2023'E YENİ SEÇİM BARAJI
AK Parti ile MHP arasındaki seçim barajı başta olmak üzere Siyasi Partiler Yasası ve seçim sistemi üzerindeki çalışmalar belli bir aşamaya geldi. Şu ana kadar iki parti ayrı ayrı çalıştı. Erdoğan ve Bahçeli’ye sunum yapıldıktan sonra iki parti ortak bir çalışma içine girecek.
SEÇİM BARAJI NE OLACAK?
AK Parti’de genel başkan yardımcısı Hayati Yazıcı’nın başkanlığında yapılan çalışmada seçim barajının yüzde 7, yüzde 5, yüzde 3’e çekildiği ya da baraj tamamen kaldırıldığı takdirde ne olacağına dair bir simülasyon yapılmış.
Ayrıca dar bölge ve daraltılmış bölge seçim sistemleri üzerinde de çalışılmış. Ancak MHP’nin dar bölgeye olumsuz bakabileceği düşüncesiyle daraltılmış bölge üzerinde yoğunlaşılmış.
Bir de bunlardan ayrı bir üçüncü çalışma daha var. O da küçük partileri ittifak yapmak zorunda bırakmamak için yüzde 1 alan partilerin dahi Meclis’te temsil edileceği bir sistemle ilgili.
ENİS BERBEROĞLU KONUSUNDA NE BEKLENİYOR?
aNAYASA Mahkemesi’nin Enis Berberoğlu hakkındaki gerekçeli kararında, 24 Haziran 2018 seçimlerinde yeniden milletvekili seçilmesi nedeniyle dokunulmazlık kazandığı savunuluyor.
Enis Berberoğlu hakkındaki düğümü büyük ölçüde Yargıtay ile Meclis birlikte çözecek.
Dört ihtimal üzerinde duruluyor.
1- İstanbul 14. Ağır Ceza, yeniden yargılama yapıp bir hüküm tesis edebilir ya da “Anayasa Mahkemesi’nin kararı gereğince milletvekili dokunulmazlığı var” deyip, yargılamayı durdurup Berberoğlu’nun dokunulmazlığının kaldırılması için Meclis’e başvurabilir.
2- İstanbul 14. Ağır Ceza Mahkemesi yargılamayı yapıp hüküm tesis ettiği takdirde iş Yargıtay’a gelir, bu kez Yargıtay’ın ne yapacağı önem kazanmış olur.
3- Yargıtay, Anayasa Mahkemesi’nin ihlal kararına uymayabilir. Yeniden yargılamayı kabul edip Enis Berberoğlu’nun dokunulmazlığı olmadığı için yargılamaya devam edebilir.

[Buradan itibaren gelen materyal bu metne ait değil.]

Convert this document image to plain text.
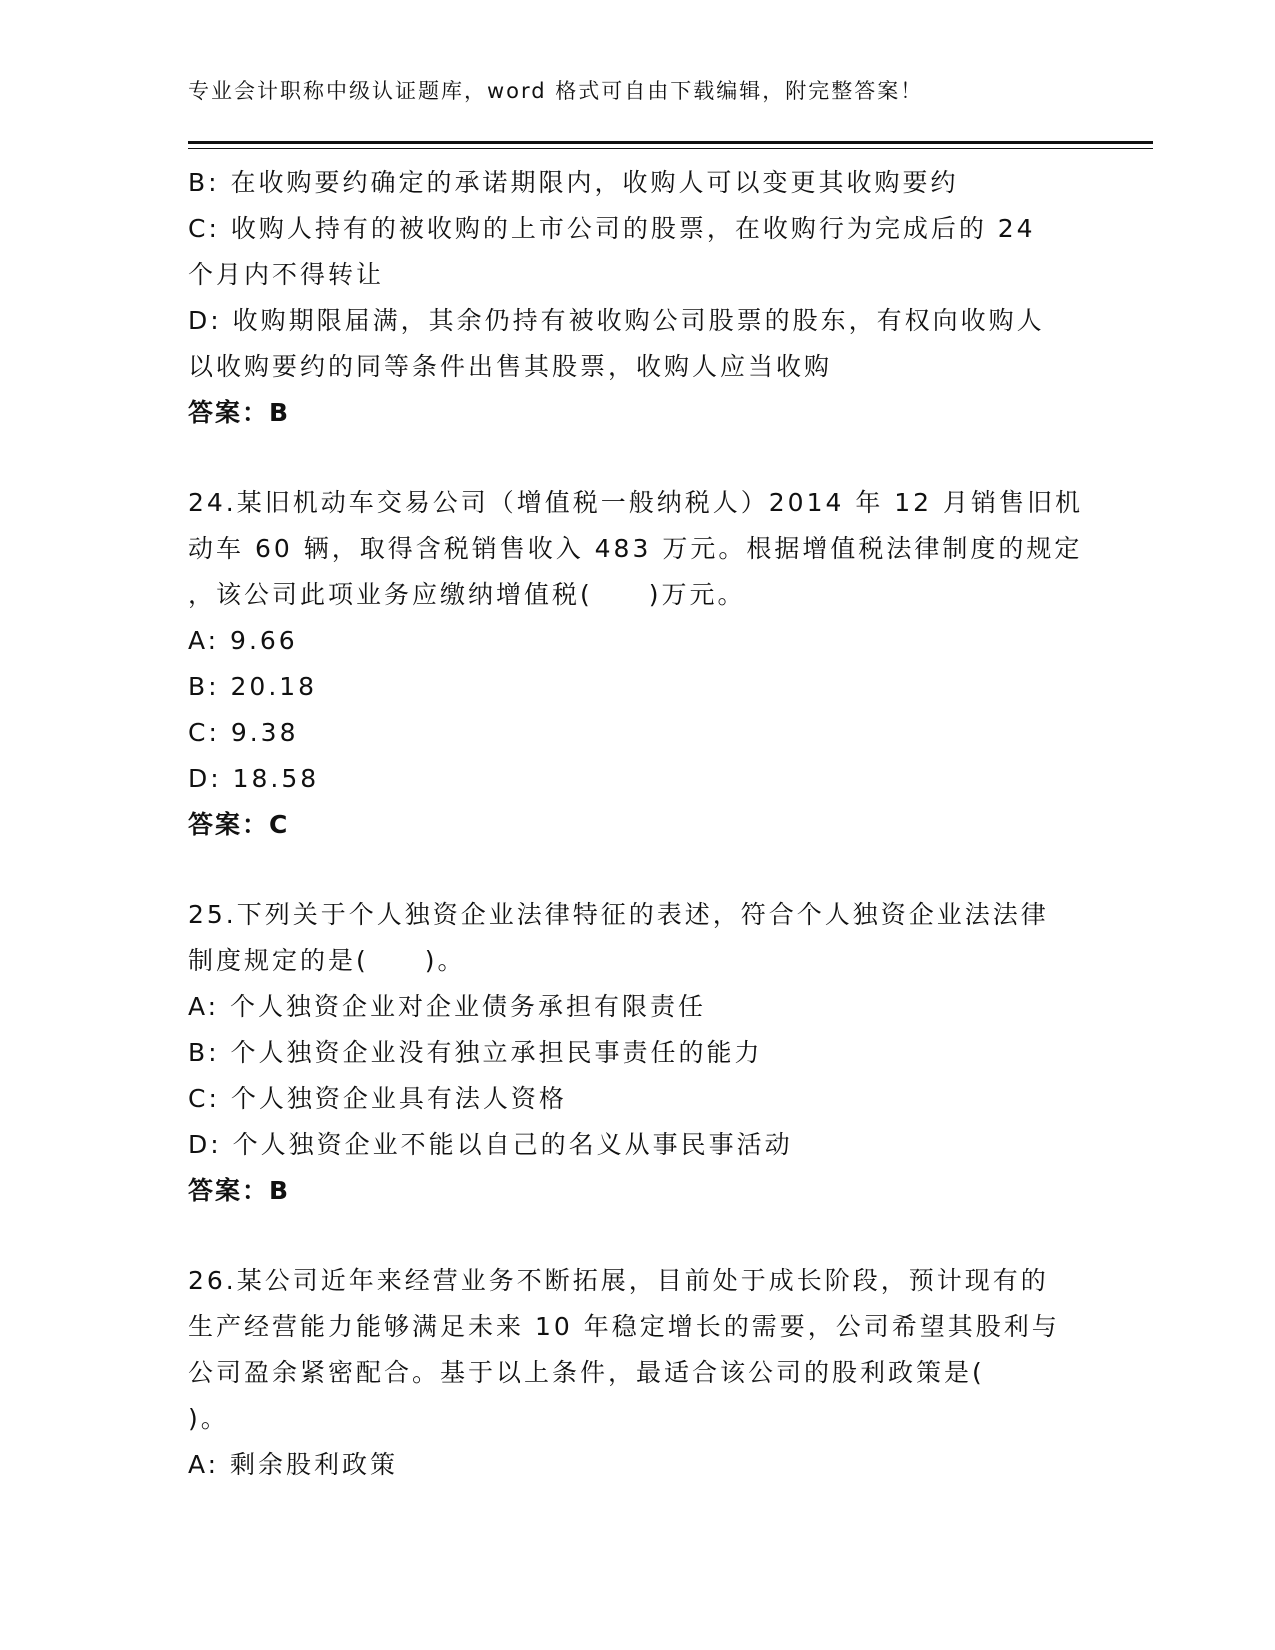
专业会计职称中级认证题库，word 格式可自由下载编辑，附完整答案！
B: 在收购要约确定的承诺期限内，收购人可以变更其收购要约
C: 收购人持有的被收购的上市公司的股票，在收购行为完成后的 24
个月内不得转让
D: 收购期限届满，其余仍持有被收购公司股票的股东，有权向收购人
以收购要约的同等条件出售其股票，收购人应当收购
答案：B
24.某旧机动车交易公司（增值税一般纳税人）2014 年 12 月销售旧机
动车 60 辆，取得含税销售收入 483 万元。根据增值税法律制度的规定
，该公司此项业务应缴纳增值税(　　)万元。
A: 9.66
B: 20.18
C: 9.38
D: 18.58
答案：C
25.下列关于个人独资企业法律特征的表述，符合个人独资企业法法律
制度规定的是(　　)。
A: 个人独资企业对企业债务承担有限责任
B: 个人独资企业没有独立承担民事责任的能力
C: 个人独资企业具有法人资格
D: 个人独资企业不能以自己的名义从事民事活动
答案：B
26.某公司近年来经营业务不断拓展，目前处于成长阶段，预计现有的
生产经营能力能够满足未来 10 年稳定增长的需要，公司希望其股利与
公司盈余紧密配合。基于以上条件，最适合该公司的股利政策是(
)。
A: 剩余股利政策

4- Yargıtay, “Anayasa Mahkemesi haklı, milletvekili dokunulmazlığını yeniden kazandığı için yargılama yapılamaz” der. Enis Berberoğlu’nun dokunulmazlığının kaldırılması için Meclis’e başvurabilir.
Bu durumda gözler Meclis’e çevrilir. Otomatik olarak dokunulmazlığı kabul edildiği için Meclis, Berberoğlu’nun milletvekilliğini iade edip dokunulmazlığının kaldırılması için Yargıtay’ın başvurusunu karma komisyonu sevk eder.